The collection, analysis and management of huge volumes of unstructured data (i.e., big data), such as data on voyage performance, ship structure, machinery, fuel consumption, traffic, cargo and the weather, are expected to provide valuable insights into the operation of ships, and uncover hidden patterns as well as market trends. The analysis of big data will also allow the prediction of likely outcomes in certain voyages. In addition, it is likely to reduce costs, as the industry will be able to identify more efficient ways of doing business; it will allow decisions to be made more quickly; and it will make shipping safer by reducing risks.
Big analytics will also encourage the development of automated procedures and advanced technologies such as Maritime Autonomous Surface Ships (MASS). The Yara Birkeland, scheduled to enter into operation in Norway by 2020, will be the first fully autonomous commercial vessel, while MASS that are able to trade internationally are expected to be introduced by 2035. The pressing question at the moment, and one of the greatest challenges in the industry as highlighted by our survey, is whether the required international legal framework will be in place quickly enough to allow the rapid adoption and widespread operation of advanced technologies such as MASS for international trade as opposed to cabotage.
Existing international conventions (such as those on Safety of Life at Sea (SOLAS), on Prevention of Pollution from Ships, and on Standards of Training, Certification and Watchkeeping for Seafarers) and regulations (such as the International Regulations for Preventing Collisions at Sea) were not drafted with unmanned ships and advanced technologies in mind. The IMO, with the assistance of the Comité Maritime International, is taking steps to identify issues arising from the existing legal regime. The IMO’s regulatory scoping exercise to identify issues arising from the conventions, is scheduled to be completed by 2020. Following the completion of the exercise, a decision will likely need to be made on whether the existing conventions or regulations need to be clarified or amended, or whether new conventions or regulations that deal with MASS and advanced technologies need to be brought into force.
Whereas clarifying and amending existing conventions can be done relatively quickly, enforcing new conventions is a time-consuming procedure that can take years or even decades to be completed.
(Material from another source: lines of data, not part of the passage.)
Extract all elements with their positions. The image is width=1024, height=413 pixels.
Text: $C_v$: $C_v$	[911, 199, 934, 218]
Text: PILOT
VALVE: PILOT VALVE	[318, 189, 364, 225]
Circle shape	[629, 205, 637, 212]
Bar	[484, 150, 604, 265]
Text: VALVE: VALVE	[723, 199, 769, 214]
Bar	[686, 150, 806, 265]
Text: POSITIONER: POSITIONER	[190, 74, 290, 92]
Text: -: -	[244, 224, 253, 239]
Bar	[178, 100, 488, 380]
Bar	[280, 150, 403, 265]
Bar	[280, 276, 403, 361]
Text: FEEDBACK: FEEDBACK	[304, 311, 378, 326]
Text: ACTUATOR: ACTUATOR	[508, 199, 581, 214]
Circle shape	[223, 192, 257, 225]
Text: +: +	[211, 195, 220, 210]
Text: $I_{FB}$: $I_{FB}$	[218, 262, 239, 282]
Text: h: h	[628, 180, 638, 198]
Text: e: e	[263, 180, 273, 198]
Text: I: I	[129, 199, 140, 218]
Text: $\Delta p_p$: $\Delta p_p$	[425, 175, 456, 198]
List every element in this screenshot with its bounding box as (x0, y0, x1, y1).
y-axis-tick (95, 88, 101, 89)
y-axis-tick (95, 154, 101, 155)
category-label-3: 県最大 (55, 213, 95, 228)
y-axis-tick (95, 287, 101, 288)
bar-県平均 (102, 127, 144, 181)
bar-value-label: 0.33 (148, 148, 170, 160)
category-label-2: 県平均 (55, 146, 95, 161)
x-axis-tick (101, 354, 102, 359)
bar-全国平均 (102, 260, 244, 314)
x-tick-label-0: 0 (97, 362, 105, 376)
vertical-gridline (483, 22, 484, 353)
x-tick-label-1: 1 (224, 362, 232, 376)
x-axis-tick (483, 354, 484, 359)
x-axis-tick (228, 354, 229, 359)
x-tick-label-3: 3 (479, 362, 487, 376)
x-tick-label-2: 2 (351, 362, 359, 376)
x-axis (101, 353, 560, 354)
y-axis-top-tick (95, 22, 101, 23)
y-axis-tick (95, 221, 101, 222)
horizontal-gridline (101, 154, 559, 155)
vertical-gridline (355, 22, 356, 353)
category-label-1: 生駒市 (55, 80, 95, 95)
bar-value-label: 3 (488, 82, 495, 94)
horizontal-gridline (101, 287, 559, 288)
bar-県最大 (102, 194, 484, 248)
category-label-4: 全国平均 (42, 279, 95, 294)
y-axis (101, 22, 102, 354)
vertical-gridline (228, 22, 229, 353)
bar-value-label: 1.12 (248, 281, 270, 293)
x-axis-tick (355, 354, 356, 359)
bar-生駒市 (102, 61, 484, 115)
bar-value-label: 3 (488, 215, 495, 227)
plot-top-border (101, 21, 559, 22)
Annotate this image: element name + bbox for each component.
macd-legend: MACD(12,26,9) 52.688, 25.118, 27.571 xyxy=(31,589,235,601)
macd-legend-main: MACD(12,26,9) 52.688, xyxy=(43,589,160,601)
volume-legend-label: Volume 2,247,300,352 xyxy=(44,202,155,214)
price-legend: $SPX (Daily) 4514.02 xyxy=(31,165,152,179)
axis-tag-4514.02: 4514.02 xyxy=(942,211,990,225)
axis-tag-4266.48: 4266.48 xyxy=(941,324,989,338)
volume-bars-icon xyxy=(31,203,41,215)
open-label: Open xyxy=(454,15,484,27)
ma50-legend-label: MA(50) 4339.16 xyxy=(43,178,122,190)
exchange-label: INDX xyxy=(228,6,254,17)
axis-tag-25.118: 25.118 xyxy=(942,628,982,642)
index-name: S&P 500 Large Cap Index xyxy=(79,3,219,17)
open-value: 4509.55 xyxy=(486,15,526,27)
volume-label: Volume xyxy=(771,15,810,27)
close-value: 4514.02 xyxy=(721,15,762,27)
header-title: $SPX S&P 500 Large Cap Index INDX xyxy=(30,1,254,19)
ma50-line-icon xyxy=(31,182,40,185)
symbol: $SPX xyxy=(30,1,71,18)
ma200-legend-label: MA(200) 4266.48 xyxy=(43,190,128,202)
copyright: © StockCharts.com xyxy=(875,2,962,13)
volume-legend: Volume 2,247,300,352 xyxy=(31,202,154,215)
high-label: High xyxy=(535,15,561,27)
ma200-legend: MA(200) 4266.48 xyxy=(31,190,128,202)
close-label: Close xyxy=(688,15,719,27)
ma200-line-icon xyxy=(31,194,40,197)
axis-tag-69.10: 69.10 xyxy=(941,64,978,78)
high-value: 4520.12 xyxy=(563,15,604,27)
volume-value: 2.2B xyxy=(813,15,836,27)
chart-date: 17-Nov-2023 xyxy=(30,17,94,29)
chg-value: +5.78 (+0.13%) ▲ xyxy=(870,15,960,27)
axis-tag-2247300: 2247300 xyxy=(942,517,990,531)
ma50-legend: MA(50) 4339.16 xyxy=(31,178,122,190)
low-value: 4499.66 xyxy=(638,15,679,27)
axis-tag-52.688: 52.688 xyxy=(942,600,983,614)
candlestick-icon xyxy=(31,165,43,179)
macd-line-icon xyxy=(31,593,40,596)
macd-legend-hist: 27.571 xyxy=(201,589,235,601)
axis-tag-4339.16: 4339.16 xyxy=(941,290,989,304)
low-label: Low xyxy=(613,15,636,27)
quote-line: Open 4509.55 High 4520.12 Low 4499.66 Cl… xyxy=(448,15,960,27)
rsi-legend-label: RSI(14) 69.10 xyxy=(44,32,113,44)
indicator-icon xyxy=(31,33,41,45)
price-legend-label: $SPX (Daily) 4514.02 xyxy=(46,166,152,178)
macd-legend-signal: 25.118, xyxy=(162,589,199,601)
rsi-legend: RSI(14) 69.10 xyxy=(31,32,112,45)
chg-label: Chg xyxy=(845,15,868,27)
This is mainly due to the specific steps that need to be fulfilled by countries, such as receiving parliamentary approval before proceeding with ratification. Additional delays are likely to arise where countries with conflicting interests (for example, a high number of seafarers) might be reluctant to ratify conventions that allow the international operation of MASS and the adoption of technological advances.
Big data analytics and the operation of MASS are expected to make shipping safer, more efficient and more environmentally friendly, and our survey shows that the industry is willing to consider adopting innovative technologies. However, these technologies may initially operate on a small scale until the international legislation is in place to allow their widespread adoption.